The chemical composition of the interface also provides important insights. Successful designs often show complementary charge distributions, appropriate hydrophobic contacts, and opportunities for hydrogen bonding. While these features can be difficult to optimize explicitly during generation, visual inspection can identify particularly promising or problematic chemical environments.
Future Directions and Limitations
Despite the impressive capabilities demonstrated by RFantibody, several important limitations remain. The model's training data, while extensive, may not capture all possible binding modes or unusual antibody architectures. Designs targeting novel epitopes or employing non-canonical binding mechanisms may fall outside the model's experience.
The evaluation metrics currently available provide limited insight into functional properties beyond structural plausibility. Binding affinity, specificity, stability, and developability all represent crucial characteristics for therapeutic antibodies, but these properties remain difficult to predict computationally with high accuracy.
Experimental validation continues to represent a bottleneck in the design cycle. While computational generation can produce thousands of candidates rapidly, laboratory testing remains essential for confirming designed properties and identifying unexpected issues.
Future developments in computational antibody design will likely focus on several key areas. Improved evaluation metrics that better predict experimental success would dramatically enhance the efficiency of the design process. Integration of additional design objectives, such as stability, specificity, and manufacturability, would produce more developable therapeutic candidates.
The extension to more complex antibody formats represents another important frontier. Current methods focus primarily on conventional antibodies, but therapeutic applications increasingly employ engineered formats such as bispecific antibodies, antibody-drug conjugates, and single-domain antibodies. Adapting generative models to these alternative architectures would expand the scope of computational design.
Conclusion
This walkthrough demonstrates a complete de novo antibody design workflow, from target selection through generation to initial evaluation. By leveraging RFantibody's capabilities within an accessible Colab environment, researchers can explore the cutting edge of computational protein design without requiring extensive technical infrastructure.

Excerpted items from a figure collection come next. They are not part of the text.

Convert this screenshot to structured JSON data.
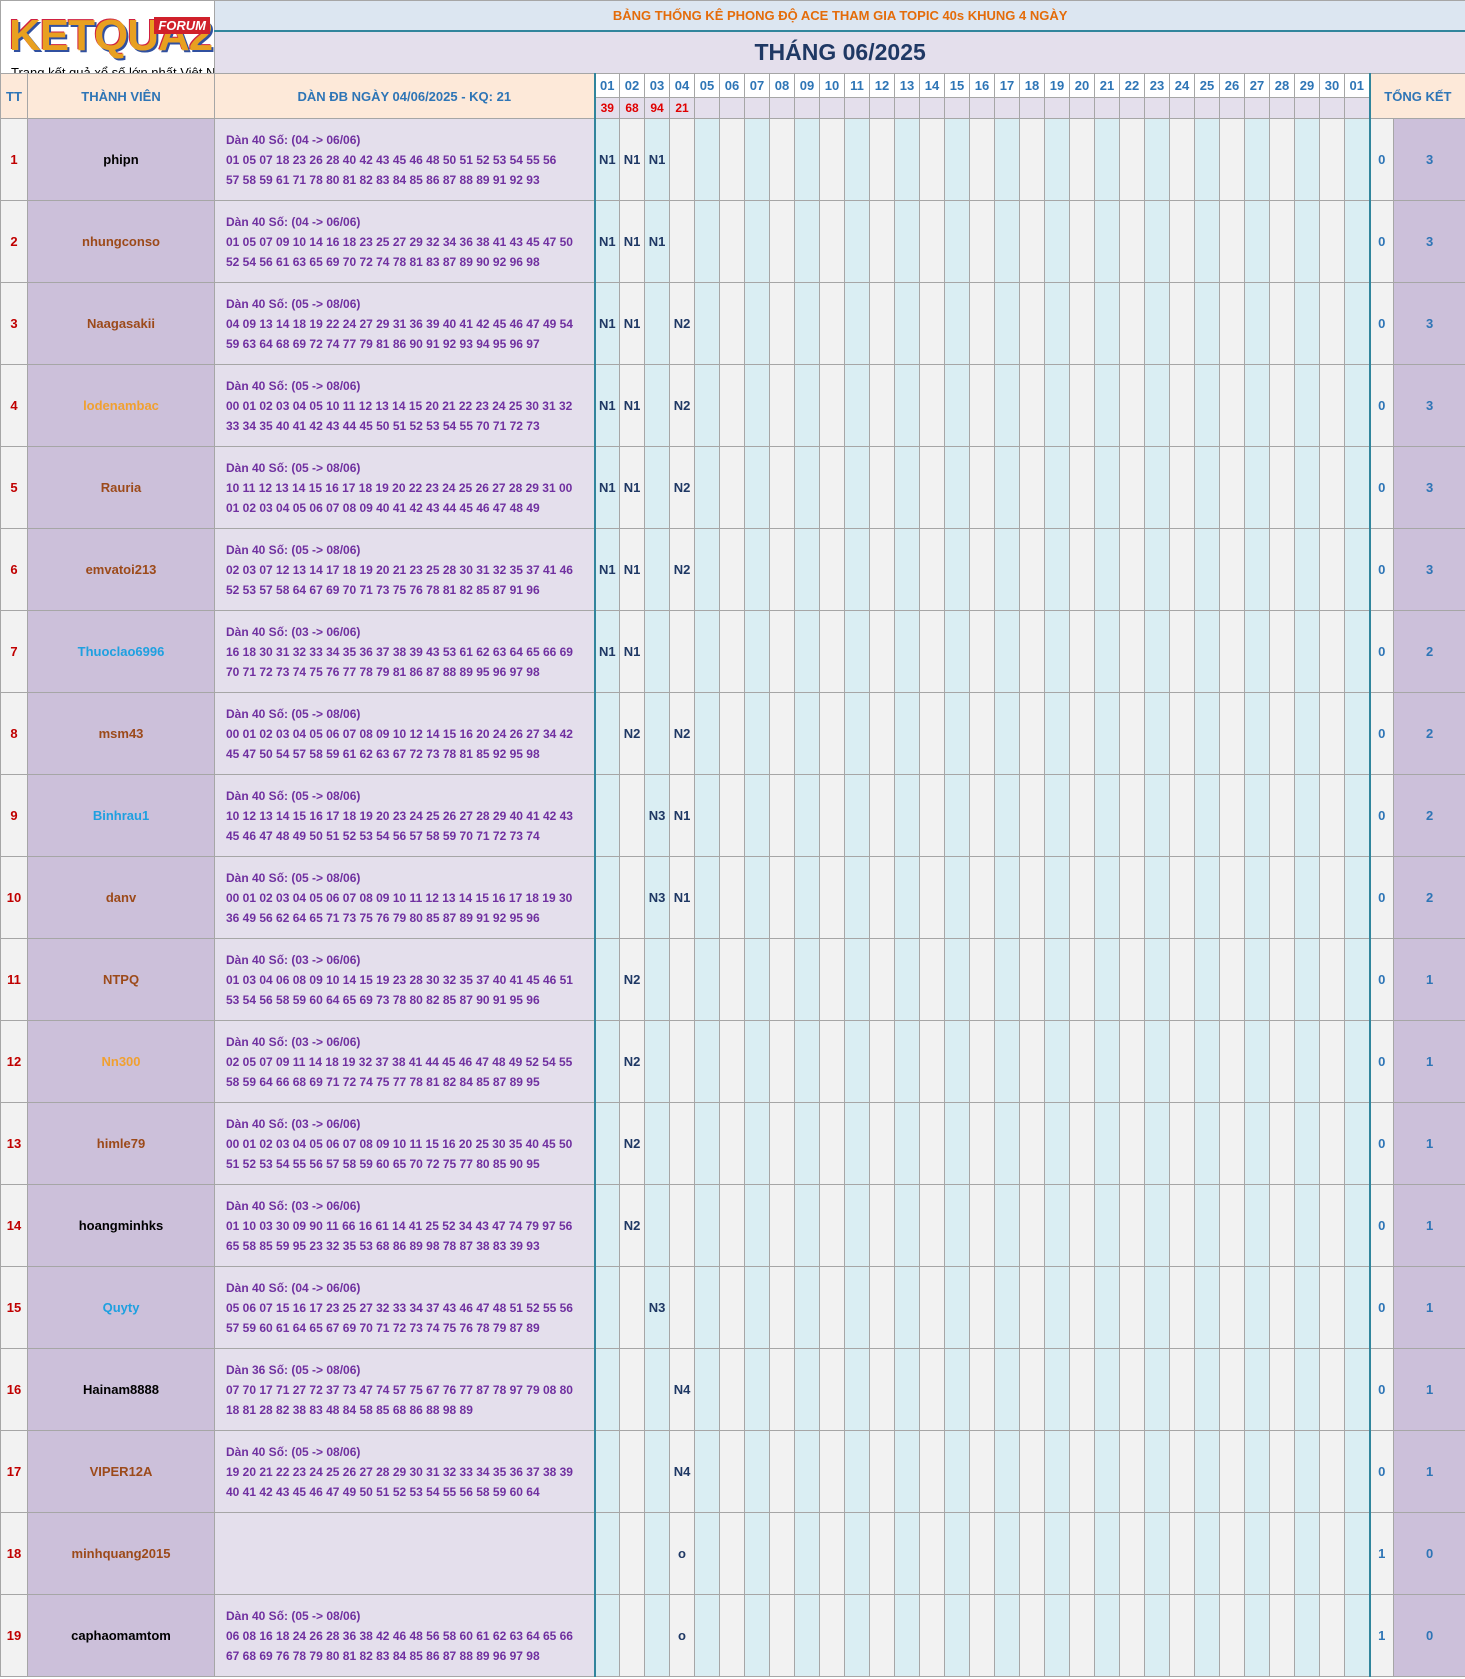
{
  "logo": {
    "name": "KETQUA2",
    "badge": "FORUM",
    "slogan": "Trang kết quả xổ số lớn nhất Việt Nam"
  },
  "header": {
    "title": "BẢNG THỐNG KÊ PHONG ĐỘ ACE THAM GIA TOPIC 40s KHUNG 4 NGÀY",
    "month": "THÁNG 06/2025"
  },
  "table": {
    "columns": {
      "tt": "TT",
      "member": "THÀNH VIÊN",
      "dan": "DÀN ĐB NGÀY 04/06/2025 - KQ: 21",
      "summary": "TỔNG KẾT"
    },
    "days": [
      "01",
      "02",
      "03",
      "04",
      "05",
      "06",
      "07",
      "08",
      "09",
      "10",
      "11",
      "12",
      "13",
      "14",
      "15",
      "16",
      "17",
      "18",
      "19",
      "20",
      "21",
      "22",
      "23",
      "24",
      "25",
      "26",
      "27",
      "28",
      "29",
      "30",
      "01"
    ],
    "results": [
      39,
      68,
      94,
      21
    ],
    "rows": [
      {
        "tt": 1,
        "member": "phipn",
        "color": "#000000",
        "dan_title": "Dàn 40 Số: (04 -> 06/06)",
        "dan_line1": "01 05 07 18 23 26 28 40 42 43 45 46 48 50 51 52 53 54 55 56",
        "dan_line2": "57 58 59 61 71 78 80 81 82 83 84 85 86 87 88 89 91 92 93",
        "marks": [
          "N1",
          "N1",
          "N1"
        ],
        "summary": [
          0,
          3
        ]
      },
      {
        "tt": 2,
        "member": "nhungconso",
        "color": "#9c4a1a",
        "dan_title": "Dàn 40 Số: (04 -> 06/06)",
        "dan_line1": "01 05 07 09 10 14 16 18 23 25 27 29 32 34 36 38 41 43 45 47 50",
        "dan_line2": "52 54 56 61 63 65 69 70 72 74 78 81 83 87 89 90 92 96 98",
        "marks": [
          "N1",
          "N1",
          "N1"
        ],
        "summary": [
          0,
          3
        ]
      },
      {
        "tt": 3,
        "member": "Naagasakii",
        "color": "#9c4a1a",
        "dan_title": "Dàn 40 Số: (05 -> 08/06)",
        "dan_line1": "04 09 13 14 18 19 22 24 27 29 31 36 39 40 41 42 45 46 47 49 54",
        "dan_line2": "59 63 64 68 69 72 74 77 79 81 86 90 91 92 93 94 95 96 97",
        "marks": [
          "N1",
          "N1",
          null,
          "N2"
        ],
        "summary": [
          0,
          3
        ]
      },
      {
        "tt": 4,
        "member": "lodenambac",
        "color": "#f0a030",
        "dan_title": "Dàn 40 Số: (05 -> 08/06)",
        "dan_line1": "00 01 02 03 04 05 10 11 12 13 14 15 20 21 22 23 24 25 30 31 32",
        "dan_line2": "33 34 35 40 41 42 43 44 45 50 51 52 53 54 55 70 71 72 73",
        "marks": [
          "N1",
          "N1",
          null,
          "N2"
        ],
        "summary": [
          0,
          3
        ]
      },
      {
        "tt": 5,
        "member": "Rauria",
        "color": "#9c4a1a",
        "dan_title": "Dàn 40 Số: (05 -> 08/06)",
        "dan_line1": "10 11 12 13 14 15 16 17 18 19 20 22 23 24 25 26 27 28 29 31 00",
        "dan_line2": "01 02 03 04 05 06 07 08 09 40 41 42 43 44 45 46 47 48 49",
        "marks": [
          "N1",
          "N1",
          null,
          "N2"
        ],
        "summary": [
          0,
          3
        ]
      },
      {
        "tt": 6,
        "member": "emvatoi213",
        "color": "#9c4a1a",
        "dan_title": "Dàn 40 Số: (05 -> 08/06)",
        "dan_line1": "02 03 07 12 13 14 17 18 19 20 21 23 25 28 30 31 32 35 37 41 46",
        "dan_line2": "52 53 57 58 64 67 69 70 71 73 75 76 78 81 82 85 87 91 96",
        "marks": [
          "N1",
          "N1",
          null,
          "N2"
        ],
        "summary": [
          0,
          3
        ]
      },
      {
        "tt": 7,
        "member": "Thuoclao6996",
        "color": "#1ea0e0",
        "dan_title": "Dàn 40 Số: (03 -> 06/06)",
        "dan_line1": "16 18 30 31 32 33 34 35 36 37 38 39 43 53 61 62 63 64 65 66 69",
        "dan_line2": "70 71 72 73 74 75 76 77 78 79 81 86 87 88 89 95 96 97 98",
        "marks": [
          "N1",
          "N1"
        ],
        "summary": [
          0,
          2
        ]
      },
      {
        "tt": 8,
        "member": "msm43",
        "color": "#9c4a1a",
        "dan_title": "Dàn 40 Số: (05 -> 08/06)",
        "dan_line1": "00 01 02 03 04 05 06 07 08 09 10 12 14 15 16 20 24 26 27 34 42",
        "dan_line2": "45 47 50 54 57 58 59 61 62 63 67 72 73 78 81 85 92 95 98",
        "marks": [
          null,
          "N2",
          null,
          "N2"
        ],
        "summary": [
          0,
          2
        ]
      },
      {
        "tt": 9,
        "member": "Binhrau1",
        "color": "#1ea0e0",
        "dan_title": "Dàn 40 Số: (05 -> 08/06)",
        "dan_line1": "10 12 13 14 15 16 17 18 19 20 23 24 25 26 27 28 29 40 41 42 43",
        "dan_line2": "45 46 47 48 49 50 51 52 53 54 56 57 58 59 70 71 72 73 74",
        "marks": [
          null,
          null,
          "N3",
          "N1"
        ],
        "summary": [
          0,
          2
        ]
      },
      {
        "tt": 10,
        "member": "danv",
        "color": "#9c4a1a",
        "dan_title": "Dàn 40 Số: (05 -> 08/06)",
        "dan_line1": "00 01 02 03 04 05 06 07 08 09 10 11 12 13 14 15 16 17 18 19 30",
        "dan_line2": "36 49 56 62 64 65 71 73 75 76 79 80 85 87 89 91 92 95 96",
        "marks": [
          null,
          null,
          "N3",
          "N1"
        ],
        "summary": [
          0,
          2
        ]
      },
      {
        "tt": 11,
        "member": "NTPQ",
        "color": "#9c4a1a",
        "dan_title": "Dàn 40 Số: (03 -> 06/06)",
        "dan_line1": "01 03 04 06 08 09 10 14 15 19 23 28 30 32 35 37 40 41 45 46 51",
        "dan_line2": "53 54 56 58 59 60 64 65 69 73 78 80 82 85 87 90 91 95 96",
        "marks": [
          null,
          "N2"
        ],
        "summary": [
          0,
          1
        ]
      },
      {
        "tt": 12,
        "member": "Nn300",
        "color": "#f0a030",
        "dan_title": "Dàn 40 Số: (03 -> 06/06)",
        "dan_line1": "02 05 07 09 11 14 18 19 32 37 38 41 44 45 46 47 48 49 52 54 55",
        "dan_line2": "58 59 64 66 68 69 71 72 74 75 77 78 81 82 84 85 87 89 95",
        "marks": [
          null,
          "N2"
        ],
        "summary": [
          0,
          1
        ]
      },
      {
        "tt": 13,
        "member": "himle79",
        "color": "#9c4a1a",
        "dan_title": "Dàn 40 Số: (03 -> 06/06)",
        "dan_line1": "00 01 02 03 04 05 06 07 08 09 10 11 15 16 20 25 30 35 40 45 50",
        "dan_line2": "51 52 53 54 55 56 57 58 59 60 65 70 72 75 77 80 85 90 95",
        "marks": [
          null,
          "N2"
        ],
        "summary": [
          0,
          1
        ]
      },
      {
        "tt": 14,
        "member": "hoangminhks",
        "color": "#000000",
        "dan_title": "Dàn 40 Số: (03 -> 06/06)",
        "dan_line1": "01 10 03 30 09 90 11 66 16 61 14 41 25 52 34 43 47 74 79 97 56",
        "dan_line2": "65 58 85 59 95 23 32 35 53 68 86 89 98 78 87 38 83 39 93",
        "marks": [
          null,
          "N2"
        ],
        "summary": [
          0,
          1
        ]
      },
      {
        "tt": 15,
        "member": "Quyty",
        "color": "#1ea0e0",
        "dan_title": "Dàn 40 Số: (04 -> 06/06)",
        "dan_line1": "05 06 07 15 16 17 23 25 27 32 33 34 37 43 46 47 48 51 52 55 56",
        "dan_line2": "57 59 60 61 64 65 67 69 70 71 72 73 74 75 76 78 79 87 89",
        "marks": [
          null,
          null,
          "N3"
        ],
        "summary": [
          0,
          1
        ]
      },
      {
        "tt": 16,
        "member": "Hainam8888",
        "color": "#000000",
        "dan_title": "Dàn 36 Số: (05 -> 08/06)",
        "dan_line1": "07 70 17 71 27 72 37 73 47 74 57 75 67 76 77 87 78 97 79 08 80",
        "dan_line2": "18 81 28 82 38 83 48 84 58 85 68 86 88 98 89",
        "marks": [
          null,
          null,
          null,
          "N4"
        ],
        "summary": [
          0,
          1
        ]
      },
      {
        "tt": 17,
        "member": "VIPER12A",
        "color": "#9c4a1a",
        "dan_title": "Dàn 40 Số: (05 -> 08/06)",
        "dan_line1": "19 20 21 22 23 24 25 26 27 28 29 30 31 32 33 34 35 36 37 38 39",
        "dan_line2": "40 41 42 43 45 46 47 49 50 51 52 53 54 55 56 58 59 60 64",
        "marks": [
          null,
          null,
          null,
          "N4"
        ],
        "summary": [
          0,
          1
        ]
      },
      {
        "tt": 18,
        "member": "minhquang2015",
        "color": "#9c4a1a",
        "marks": [
          null,
          null,
          null,
          "o"
        ],
        "summary": [
          1,
          0
        ]
      },
      {
        "tt": 19,
        "member": "caphaomamtom",
        "color": "#000000",
        "dan_title": "Dàn 40 Số: (05 -> 08/06)",
        "dan_line1": "06 08 16 18 24 26 28 36 38 42 46 48 56 58 60 61 62 63 64 65 66",
        "dan_line2": "67 68 69 76 78 79 80 81 82 83 84 85 86 87 88 89 96 97 98",
        "marks": [
          null,
          null,
          null,
          "o"
        ],
        "summary": [
          1,
          0
        ]
      }
    ]
  }
}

The process illustrates both the remarkable capabilities of current generative models and the challenges that remain in translating computational designs into functional therapeutics. The ability to generate structurally plausible antibody candidates against specified epitopes represents a significant advance over traditional discovery approaches, potentially accelerating the development of new treatments for infectious diseases, cancer, and other medical conditions.
The tutorial provides a foundation for further exploration and experimentation. Students and researchers should try to adapt the approach to different targets, exploring alternative antibody frameworks, or investigating different targets (there are many structures available in the Protein Data Bank). By engaging with these computational tools, the scientific community can contribute to advancing the next generation of protein-based therapeutics while gaining insights into the fundamental principles governing molecular recognition.
As generative models continue to improve and experimental validation becomes more efficient, computational antibody design will likely play an increasingly central role in therapeutic development. The mathematical foundations already demonstrate the potential for creating novel molecular entities with designed properties, pointing toward a future where therapeutic discovery is limited more by imagination than by the constraints of existing molecular libraries.